Ce qu'on en pense sur la planète BD :
Rentrer dans un récit fantastique, voire psychanalytique tel Acting Class, c'est laisser ses repères de côté et accepter, à l'image de tous ces individus, une raison de vivre ou une rédemption, de lâcher prise et de dériver, au sens propre comme au figuré. Ces onze personnages, échantillon important de « middle class » américains, nous entrainent dans autant de mini histoires étranges, sans distanciations véritables avec leur vie quotidienne « normale » et sans qu'aucun chapitre ne vienne ponctuer celles-ci. Ceci toujours à l’aide de pages aux petites cases monotonement agencées, telle la première publication française de l'auteur : Beverly, Fauve révélation 2018 à Angoulême. Toute la tactique de Nick Drnaso est d'effacer les repères. Hésitant d'abord à entrer dans cet univers un peu froid, constitué à 98% de scènes de dialogues, on comprend petit à petit la volonté de plonger le lecteur dans la psyché, souvent perturbée, des protagonistes eux-mêmes. Les questionnements nous gagnent, tout comme l'angoisse, et l'on se prend à penser au comparable Comme un gant de velours de Daniel Clowes lorsque Thomas est interpellé par deux flics très bizarres. D'autres situations étranges, cela dit, forçant par exemple Danielle à faire connaissance et être aimable, jusqu'à la nausée, avec des inconnus croisés, dressent un portrait effrayant d'une certaine société américaine.
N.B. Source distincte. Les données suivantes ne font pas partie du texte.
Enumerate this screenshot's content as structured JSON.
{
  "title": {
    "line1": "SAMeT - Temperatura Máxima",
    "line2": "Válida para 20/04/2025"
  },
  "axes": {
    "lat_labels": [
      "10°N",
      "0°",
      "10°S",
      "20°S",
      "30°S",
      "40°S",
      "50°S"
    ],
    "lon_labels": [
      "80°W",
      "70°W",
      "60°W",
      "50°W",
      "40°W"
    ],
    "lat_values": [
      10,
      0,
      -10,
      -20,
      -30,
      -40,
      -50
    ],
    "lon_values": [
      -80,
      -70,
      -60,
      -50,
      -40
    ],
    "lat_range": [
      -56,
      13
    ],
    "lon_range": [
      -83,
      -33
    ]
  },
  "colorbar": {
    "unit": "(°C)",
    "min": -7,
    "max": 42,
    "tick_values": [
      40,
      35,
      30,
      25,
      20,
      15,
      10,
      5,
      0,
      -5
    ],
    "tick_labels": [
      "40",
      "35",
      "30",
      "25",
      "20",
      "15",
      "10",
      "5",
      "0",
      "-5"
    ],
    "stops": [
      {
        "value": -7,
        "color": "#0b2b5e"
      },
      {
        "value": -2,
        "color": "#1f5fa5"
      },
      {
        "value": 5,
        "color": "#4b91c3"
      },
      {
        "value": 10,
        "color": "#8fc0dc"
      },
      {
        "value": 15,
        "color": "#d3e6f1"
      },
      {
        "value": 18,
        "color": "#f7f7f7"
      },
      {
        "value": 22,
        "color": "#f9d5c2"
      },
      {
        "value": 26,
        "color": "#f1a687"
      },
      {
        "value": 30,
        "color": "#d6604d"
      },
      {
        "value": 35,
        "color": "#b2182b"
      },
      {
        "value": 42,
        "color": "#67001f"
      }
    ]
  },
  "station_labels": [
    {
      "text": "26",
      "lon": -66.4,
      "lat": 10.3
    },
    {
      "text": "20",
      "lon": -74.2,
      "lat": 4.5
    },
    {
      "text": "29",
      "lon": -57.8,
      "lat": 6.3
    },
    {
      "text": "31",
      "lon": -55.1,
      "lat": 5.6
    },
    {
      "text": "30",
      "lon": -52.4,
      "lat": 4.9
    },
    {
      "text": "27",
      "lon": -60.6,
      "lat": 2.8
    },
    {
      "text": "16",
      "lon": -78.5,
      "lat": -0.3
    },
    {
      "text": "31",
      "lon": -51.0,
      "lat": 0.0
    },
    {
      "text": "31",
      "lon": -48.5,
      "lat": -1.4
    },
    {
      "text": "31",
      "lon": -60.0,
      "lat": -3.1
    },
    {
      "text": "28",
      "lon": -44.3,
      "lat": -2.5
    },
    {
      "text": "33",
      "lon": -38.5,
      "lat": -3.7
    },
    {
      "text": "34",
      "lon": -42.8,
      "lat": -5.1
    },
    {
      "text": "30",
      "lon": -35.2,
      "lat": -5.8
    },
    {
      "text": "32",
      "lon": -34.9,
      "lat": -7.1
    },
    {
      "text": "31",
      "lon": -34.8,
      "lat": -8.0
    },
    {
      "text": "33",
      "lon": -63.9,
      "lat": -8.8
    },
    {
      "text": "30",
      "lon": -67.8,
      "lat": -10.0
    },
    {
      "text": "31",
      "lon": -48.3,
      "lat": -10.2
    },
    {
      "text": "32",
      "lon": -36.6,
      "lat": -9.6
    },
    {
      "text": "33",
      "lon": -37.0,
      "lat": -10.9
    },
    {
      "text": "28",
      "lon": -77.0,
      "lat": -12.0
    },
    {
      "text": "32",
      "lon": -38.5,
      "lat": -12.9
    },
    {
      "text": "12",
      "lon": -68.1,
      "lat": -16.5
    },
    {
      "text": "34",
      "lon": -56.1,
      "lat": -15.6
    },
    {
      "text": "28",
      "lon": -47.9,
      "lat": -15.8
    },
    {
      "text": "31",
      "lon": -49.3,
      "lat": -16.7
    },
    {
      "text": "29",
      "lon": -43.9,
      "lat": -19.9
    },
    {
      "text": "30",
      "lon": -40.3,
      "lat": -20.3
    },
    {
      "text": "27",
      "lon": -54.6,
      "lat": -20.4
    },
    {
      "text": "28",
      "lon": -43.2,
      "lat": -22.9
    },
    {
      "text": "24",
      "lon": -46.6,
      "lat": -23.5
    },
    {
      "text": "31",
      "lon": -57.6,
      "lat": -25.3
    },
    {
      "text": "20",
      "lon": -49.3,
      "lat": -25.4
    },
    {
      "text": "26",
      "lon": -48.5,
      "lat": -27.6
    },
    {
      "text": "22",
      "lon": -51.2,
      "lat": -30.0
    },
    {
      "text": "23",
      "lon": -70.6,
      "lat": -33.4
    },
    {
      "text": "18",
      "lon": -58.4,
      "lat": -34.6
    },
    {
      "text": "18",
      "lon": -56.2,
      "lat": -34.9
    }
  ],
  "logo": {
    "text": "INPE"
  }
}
Une société étouffante, conservatrice, mais aussi contradictoire dans la violence qu'elle peut engendrer. Nick Drnaso nous embarque dans un voyage intérieur si intense, qu'à l'image d'une scène du livre, où trois personnages partis en barque sont perdus au milieu d'un lac dont ils ne voient plus les rives, on cherche la fin, nous demandant si quelqu'un sera là pour nous ramener. « Une classe d'acteurs interprétant des rôles », certes, mais dans un monde de plus en plus...virtuel. Fascinant.